持っているcsvデータファイルから.arffファイルを生成しようとしています。今、私はWekaにまったく慣れておらず、ちょうど1日前にそれを使い始めました。初心者向けに、これを使って簡単なTwitterの感情分析を試しています。CSVでトレーニングデータを生成しました。CSVファイルの内容は次のとおりです。
tweet,affinScore,polarity
ATAUTHORcfoblog is giving away a $25 Amex gift card (enter to win over $600 in prizes!) http://t.co/JD8EP14c ,4,4
"American Express has always been my dark horse acquirer of ATAUTHORFoursquare. Bundle in Square-like payments & its a lite-retailer platform, no? ",0,1
African-American Demos Express Ethnic Identity Differently http://t.co/gInv4bKj via ATAUTHORmediapost ,0,3
Google ???????? Visa ? American Express http://t.co/eEZTSiHY ,0,4
Secrets to Success from Small-Business Owners : Lifestyle :: American Express OPEN Forum http://t.co/b85F8JX0 via ATAUTHOROpenForum ,2,1
RT ATAUTHORhunterwalk: American Express has always been my dark horse acquirer of ATAUTHORFoursquare. Bundle in Square-like payments & its a lite ... ,0,1
Winning Surveys $1500 american express Huggies Sweeps http://t.co/WoaTFowp ,4,1
I root for Square mostly because a small business that takes Square is also one that takes American Express. ,0,1
I dont know how bitch be acting American Express but they cards be saying DEBIT ON IT HAVE A ?? PLEASE!!! ,-5,2
Uh oh... RT ATAUTHORBlackArrowBella: I dont know how bitch be acting American Express but they cards be saying DEBIT ON IT HAVE A ?? PLEASE!!! ,-5,2
Just got another credit card. A Blue Sky card with American Express. Its gonna help pay for the honeymoon! ATAUTHORAmericanExpress ,-1,1
Follow ATAUTHORShaveMagazine and ReTweet this msg to be entered to #Win an American Express Gift card. Winners contacted bi-weekly by direct msg! ,2,4
American Express Gold zakelijk aanvragen: http://t.co/xheZwmbt ,0,3
RT ATAUTHORhunterwalk: American Express has always been my dark horse acquirer of ATAUTHORFoursquare. Bundle in Square-like payments & its a lite ... ,0,1
ここで、最初の属性は実際のツイート、2番目はAFFINスコア、3番目は実際の分類クラス(1-ポジティブ、2-ネガティブ、3-ニュートラル、4-スパム)です。

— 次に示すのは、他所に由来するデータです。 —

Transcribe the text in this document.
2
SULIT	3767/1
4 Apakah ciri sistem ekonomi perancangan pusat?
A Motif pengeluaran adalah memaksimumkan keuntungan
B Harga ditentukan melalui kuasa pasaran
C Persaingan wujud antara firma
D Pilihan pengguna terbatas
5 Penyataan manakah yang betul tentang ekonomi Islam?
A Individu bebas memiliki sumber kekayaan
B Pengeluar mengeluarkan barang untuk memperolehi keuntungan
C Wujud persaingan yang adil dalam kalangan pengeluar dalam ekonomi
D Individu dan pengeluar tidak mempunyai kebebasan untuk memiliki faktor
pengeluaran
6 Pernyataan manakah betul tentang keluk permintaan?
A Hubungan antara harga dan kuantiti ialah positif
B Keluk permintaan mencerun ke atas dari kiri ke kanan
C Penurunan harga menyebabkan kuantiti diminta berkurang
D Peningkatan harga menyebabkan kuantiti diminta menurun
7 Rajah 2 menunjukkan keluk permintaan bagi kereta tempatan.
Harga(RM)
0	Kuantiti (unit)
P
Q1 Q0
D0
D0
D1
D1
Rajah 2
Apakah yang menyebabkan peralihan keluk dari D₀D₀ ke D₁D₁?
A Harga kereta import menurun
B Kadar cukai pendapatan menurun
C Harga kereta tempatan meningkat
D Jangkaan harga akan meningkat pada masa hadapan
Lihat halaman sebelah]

ここで、コードを使用して.arff形式を生成しようとします。
import weka.core.Instances;
import weka.core.converters.ArffSaver;
import weka.core.converters.CSVLoader;
import java.io.File;
public class CSV2Arff {
/**
* takes 2 arguments:
* - CSV input file
* - ARFF output file
*/
public static void main(String[] args) throws Exception {
if (args.length != 2) {
System.out.println("\nUsage: CSV2Arff <input.csv> <output.arff>\n");
System.exit(1);
}
// load CSV
CSVLoader loader = new CSVLoader();
loader.setSource(new File(args[0]));
Instances data = loader.getDataSet();
// save ARFF
ArffSaver saver = new ArffSaver();
saver.setInstances(data);
saver.setFile(new File(args[1]));
saver.setDestination(new File(args[1]));
saver.writeBatch();
}
}
これにより、次のような.arffファイルが生成されます。
@relation file
@attribute tweet {_ATAUTHORcfoblog_is_giving_away_a_$25_Amex_gift_card_(enter_to_win_over_$600_in_prizes!)_http://t.co/JD8EP14c_,'American_Express_has_always_been_my_dark_horse_acquirer_of__ATAUTHORFoursquare._Bundle_in_Square-like_payments_&_its_a_lite-retailer_platform,_no?_',African-American_Demos_Express_Ethnic_Identity_Differently_http://t.co/gInv4bKj_via__ATAUTHORmediapost_,Google_????????_Visa_?_American_Express__http://t.co/eEZTSiHY_,Secrets_to_Success_from_Small-Business_Owners_:_Lifestyle_::_American_Express_OPEN_Forum_http://t.co/b85F8JX0_via__ATAUTHOROpenForum_,RT__ATAUTHORhunterwalk:_American_Express_has_always_been_my_dark_horse_acquirer_of__ATAUTHORFoursquare._Bundle_in_Square-like_payments_&_its_a_lite_..._
@data
_ATAUTHORcfoblog_is_giving_away_a_$25_Amex_gift_card_(enter_to_win_over_$600_in_prizes!)_http://t.co/JD8EP14c_,4,4
'American_Express_has_always_been_my_dark_horse_acquirer_of__ATAUTHORFoursquare._Bundle_in_Square-like_payments_&_its_a_lite-retailer_platform,_no?_',0,1
African-American_Demos_Express_Ethnic_Identity_Differently_http://t.co/gInv4bKj_via__ATAUTHORmediapost_,0,3
Google_????????_Visa_?_American_Express__http://t.co/eEZTSiHY_,0,4
Secrets_to_Success_from_Small-Business_Owners_:_Lifestyle_::_American_Express_OPEN_Forum_http://t.co/b85F8JX0_via__ATAUTHOROpenForum_,2,1
RT__ATAUTHORhunterwalk:_American_Express_has_always_been_my_dark_horse_acquirer_of__ATAUTHORFoursquare._Bundle_in_Square-like_payments_&_its_a_lite_..._,0,1
私はWekaを初めて使用しますが、読んだことから、このARFFが正しく形成されていないのではないかと疑っています。誰かコメントできますか?
また、それが間違っている場合、誰かが私がどこで間違っているのかを正確に指摘できますか?